第39話 無罪放免!

 ゴマすって春が来るのは植木等の歌だけとか何とか、そういえばその植木等さんの歌の中には、「無責任」ってのもあったな。

 で、ふと、今、思い出した。


 無罪放免!


 大学のサークルの先輩に、現在小学校の校長をされている方がおられます。

 その方がまだ、教員になりたての頃のお話。


 小学校の先生は、一応、何でもさせられるのね。ご存知の通り。

 私が小5でそのサークル、鉄道研究会にスカウトされて最初に例会に行ったとき、その先輩はちょうど1回生でした。で、なぜかその日、私が当時小学校で使っていた教科書と全く同じものを、持ってこられていました。

 あれはマジで、印象に残っています。


 でもまあ、そのね、小学校と言っても、全教科まんべんなく、完璧にできる先生なんて、まずいないじゃん。

 建前としてはわかるけど、無理だと思うけどなぁ・・・。

 今でこそそう思うけど、当時19歳の先輩を見て、あ、この日と、すごいな、なんて思っておりました。
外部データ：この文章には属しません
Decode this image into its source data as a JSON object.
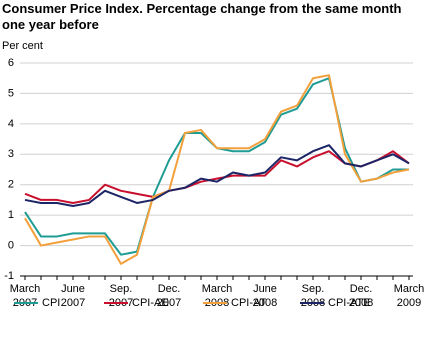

どう考えてもこの人、音楽が得意そうにも見えないし、と言ったら、殺されそうだけど、そんなこともなく、当たり前じゃ、何でもかんでもできるか、というのが、その先輩に限らず、たいていの先生の本音だと思うよ。

 特に男性に、その傾向が強いような気がする。


 サーて、その先輩、私が中3の年に大学を卒業されて、先生になりました。

 で、たびたびOBとして来られて、お会いして、学校の話になるわけ。

 何年もたたないうちに、こんな話をたびたび聞かされました。


「家庭科? あ、もう、無罪放免!(わっはっは)」

 こちらは、わりにあっさりとそうなった模様。なんせ当時は、男子は中学以降家庭科自体が「無罪放免」だったからね(苦笑)。
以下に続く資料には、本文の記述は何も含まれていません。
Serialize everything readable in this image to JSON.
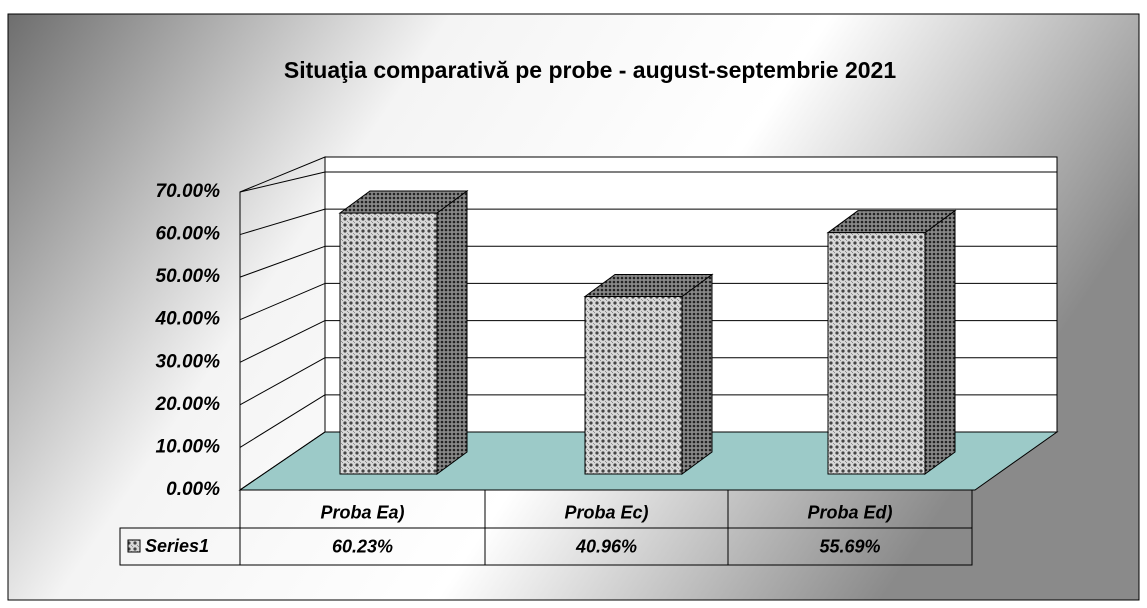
{
  "chart_data": {
    "type": "bar3d",
    "title": "Situaţia comparativă pe probe - august-septembrie 2021",
    "categories": [
      "Proba Ea)",
      "Proba Ec)",
      "Proba Ed)"
    ],
    "series": [
      {
        "name": "Series1",
        "color": "#7f7f7f",
        "values": [
          60.23,
          40.96,
          55.69
        ],
        "value_labels": [
          "60.23%",
          "40.96%",
          "55.69%"
        ]
      }
    ],
    "ylim": [
      0,
      70
    ],
    "yticks": [
      {
        "value": 0,
        "label": "0.00%"
      },
      {
        "value": 10,
        "label": "10.00%"
      },
      {
        "value": 20,
        "label": "20.00%"
      },
      {
        "value": 30,
        "label": "30.00%"
      },
      {
        "value": 40,
        "label": "40.00%"
      },
      {
        "value": 50,
        "label": "50.00%"
      },
      {
        "value": 60,
        "label": "60.00%"
      },
      {
        "value": 70,
        "label": "70.00%"
      }
    ],
    "grid": true,
    "floor_color": "#9ccac8"
  }
}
「音楽? 去年はやった(当時2年生の担任)。でな、レコードの33回転のがあろう、あれを45回転でかけてやったら、子どもら、喜びよったで(苦笑)・・・」

 これには笑えましたが、よくよく聞いてみたら、なんか、イヤそうな顔というか、そんな子も中には、いた模様。さすがに、それはその後されていないみたいね。

 で、ほどなくすると、こうなりましたとさ。

「音楽も、無罪放免じゃ(キッパリ)」


 図工(図画工作)は、無罪放免になったとおっしゃっていたかどうかは、ちょっと、思い出せません。さすがに、国語・算数・理科・社会の4教科は無罪放免はなかったと思う。

 ただ、その先輩も多くの男性教諭と同じパターンで、高学年担当の多い方だったから、多少教科担任の入るところがあったはず。


 正直、小学校もある程度、教科担任でやった方がいい教科もあるように思うのだけど、無理なのか、なぁ・・・。


 逆にね、中学校以降は教科担任原則だけど、その逆も、ある程度取入れてもいいのではないかという気も、する。

 特に数学なんてさ、専門の先生が教えるのもいいけど、他教科の先生が教えるのもあっていいような気がする。高校のはさすがに無理だけど、中1あたりの基礎レベルであれば、専門の先生よりも、他教科の先生のほうが、かえっていいような気がする。とくに、中学や高校時代に数学が苦手だったような先生のほうがいいかもね。

 あるいは逆に、数学の先生が国語というのも、ありだ。

 そういうのも、あっていいような気がする。